Published : 2013-03-15 20:40
Updated : 2013-03-15 20:40
The February employment indicators are nothing short of abysmal ― the smallest increase in the number of employed people in three years, the highest jobless rate for young people in 23 months and a sharp decline in the number of self-employed people. No less discouraging is a continued decline in the economically active population as a percentage of the working-age population.
According to a Wednesday report from Statistics Korea, the February number of working people marked the smallest year-on-year increase, 201,000, since February 2010. The increase had continued to slow since it peaked at 685,000 last September.
Statistics Korea and the Ministry of Strategy and Finance agreed that the increase was smaller than expected because many of the day laborers were not counted, with the Lunar New Year holiday included in the survey period. True enough. But a deepening slump and the mismatch between the kinds of jobs sought and those offered should be a more convincing explanation.

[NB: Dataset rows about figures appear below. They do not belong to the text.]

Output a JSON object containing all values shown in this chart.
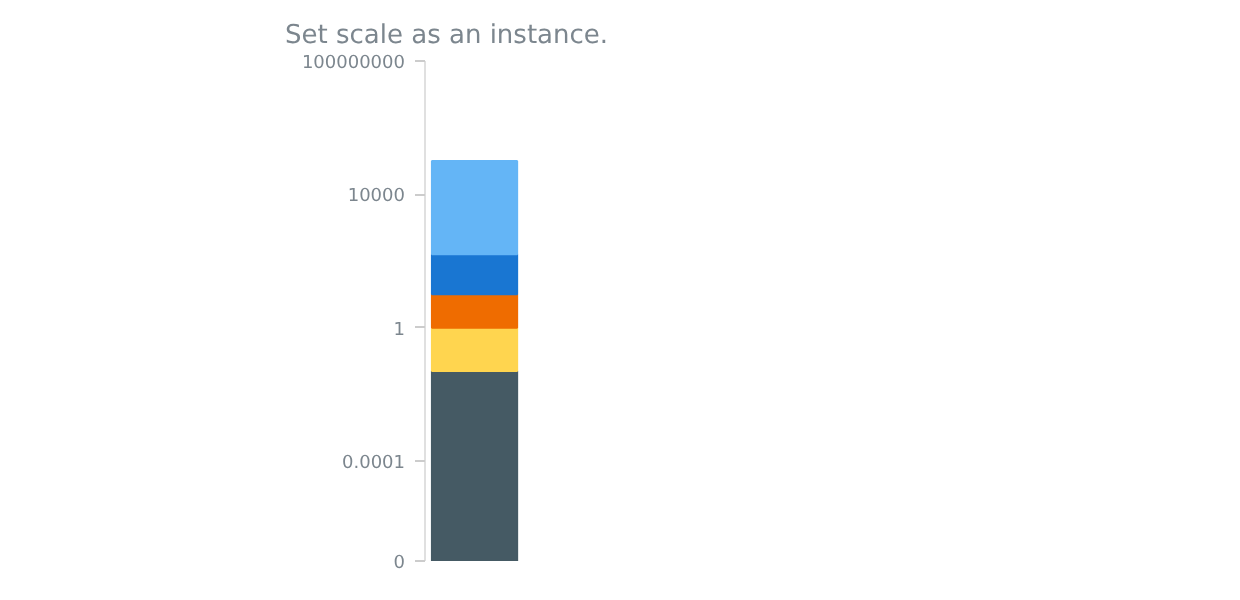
{
  "chart_data": {
    "type": "bar",
    "title": "Set scale as an instance.",
    "categories": [
      null
    ],
    "stacked": true,
    "log": "y",
    "grid": false,
    "ylim": [
      1e-07,
      100000000
    ],
    "yticks": [
      {
        "value": 1e-07,
        "label": "0"
      },
      0.0001,
      1,
      10000,
      100000000
    ],
    "series": [
      {
        "color": "#455a64",
        "values": [
          0.05
        ]
      },
      {
        "color": "#ffd54f",
        "values": [
          0.95
        ]
      },
      {
        "color": "#ef6c00",
        "values": [
          9
        ]
      },
      {
        "color": "#1976d2",
        "values": [
          150
        ]
      },
      {
        "color": "#64b5f6",
        "values": [
          100000
        ]
      }
    ]
  }
}
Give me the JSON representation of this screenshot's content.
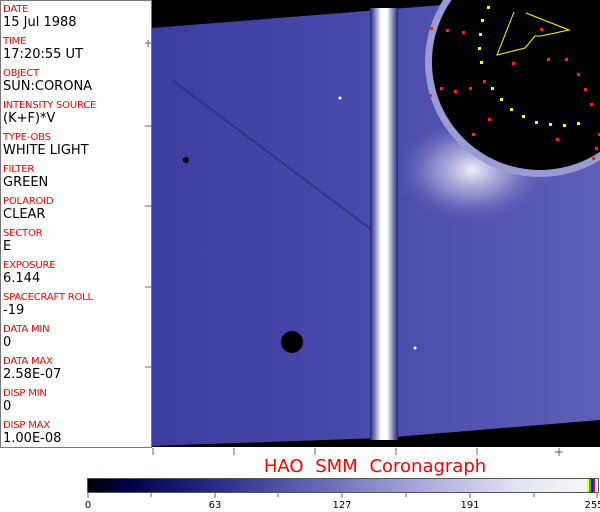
{
  "info_panel": {
    "fields": [
      {
        "label": "DATE",
        "value": "15 Jul 1988"
      },
      {
        "label": "TIME",
        "value": "17:20:55 UT"
      },
      {
        "label": "OBJECT",
        "value": "SUN:CORONA"
      },
      {
        "label": "INTENSITY SOURCE",
        "value": "(K+F)*V"
      },
      {
        "label": "TYPE-OBS",
        "value": "WHITE LIGHT"
      },
      {
        "label": "FILTER",
        "value": "GREEN"
      },
      {
        "label": "POLAROID",
        "value": "CLEAR"
      },
      {
        "label": "SECTOR",
        "value": "E"
      },
      {
        "label": "EXPOSURE",
        "value": "6.144"
      },
      {
        "label": "SPACECRAFT ROLL",
        "value": "-19"
      },
      {
        "label": "DATA MIN",
        "value": "0"
      },
      {
        "label": "DATA MAX",
        "value": "2.58E-07"
      },
      {
        "label": "DISP MIN",
        "value": "0"
      },
      {
        "label": "DISP MAX",
        "value": "1.00E-08"
      }
    ]
  },
  "image": {
    "description_colors": {
      "field": "#3a3a9a",
      "occulter": "#000000",
      "marker_red": "#ff2020",
      "marker_yellow": "#ffff00"
    }
  },
  "title": "HAO  SMM Coronagraph",
  "colorbar": {
    "ticks": [
      "0",
      "63",
      "127",
      "191",
      "255"
    ],
    "end_colors": [
      "#ffff00",
      "#00cc00",
      "#0000ff",
      "#ff0000"
    ]
  }
}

As always, those most affected by the freezing job market were young people. The employment environment for those aged 20 to 29 went from bad to worse. In this age group, the number of employed people dropped by 159,000 on a year-on-year basis ― the largest since March 2009. The jobless rate for those aged 20 to 29 was at 9 percent, the highest since March 2011.
A growing number of young people are giving up on their pursuit of jobs as they are not easily available, as indicated by the economically active population as a percentage of the total age group. The percentage was the lowest at 60.7 percent since June 1999, except for last December with 60.6 percent.
Their dismal employment prospects have grave ramifications. Most notable among them are decreases in birthrates, productivity and growth potential ― serious problems for a nation with a fast aging population.
When they remain unemployed or have no decent job, young people tend to delay getting married. Some of them choose to remain single when they are hired, if their employment is deemed insecure. When married, many young people do not want to have babies if they are worried about their chances of steady employment. Moreover, child care and education are costly.
No wonder, the birthrate in Korea is one of the lowest in the world and well below the replacement level. The low birthrate not just turns the nation into a fast graying society but lowers its growth potential as well.
Another indication of the worsening economic condition is a decline in the economically active population as a percentage of the entire working-age population, or the group of people aged 15 to 64. Statistics Korea says the percentage is expected to fall below the 60 percent level for the first time this year.
In the past, the percentage has stayed above the 60 percent level as the baby boomers, those born during the 1955-63 period, have remained economically active and a growing number of women have been entering the job market.
But the percentage, Statistics Korea says, is expected to fall to 59.3 percent this year, as the baby boomers are leaving work, with the retiring age set at 55 to 58 at many workplaces. The slide is expected to accelerate in the years ahead. Of course, the main reason is that the population is aging quickly.
If it is to keep the economic momentum going, the nation will have to increase the portion of the economically active population in the working-age population. There are several ways to do so, with relying on foreign countries for the provision of labor being one of them.
But among the more preferable and easier ways are raising the retirement age to 65, as is the case in other countries, and providing greater incentives to women to work. According to one study, an increase in the population of economically active women as a percentage of the working-age population of women from the current 55 to the OECD average of 65 percent would mean an additional 1.3 million workers.
While it is necessary to expand the pool of active and potential workers in the long term, one of the immediate concerns to the nation is what to do with not just young people in search of jobs but an increasing number of jobless baby boomers. Many of them look to President Park Geun-hye, who promised to raise the portion of employed people in the working-age population to 70 percent.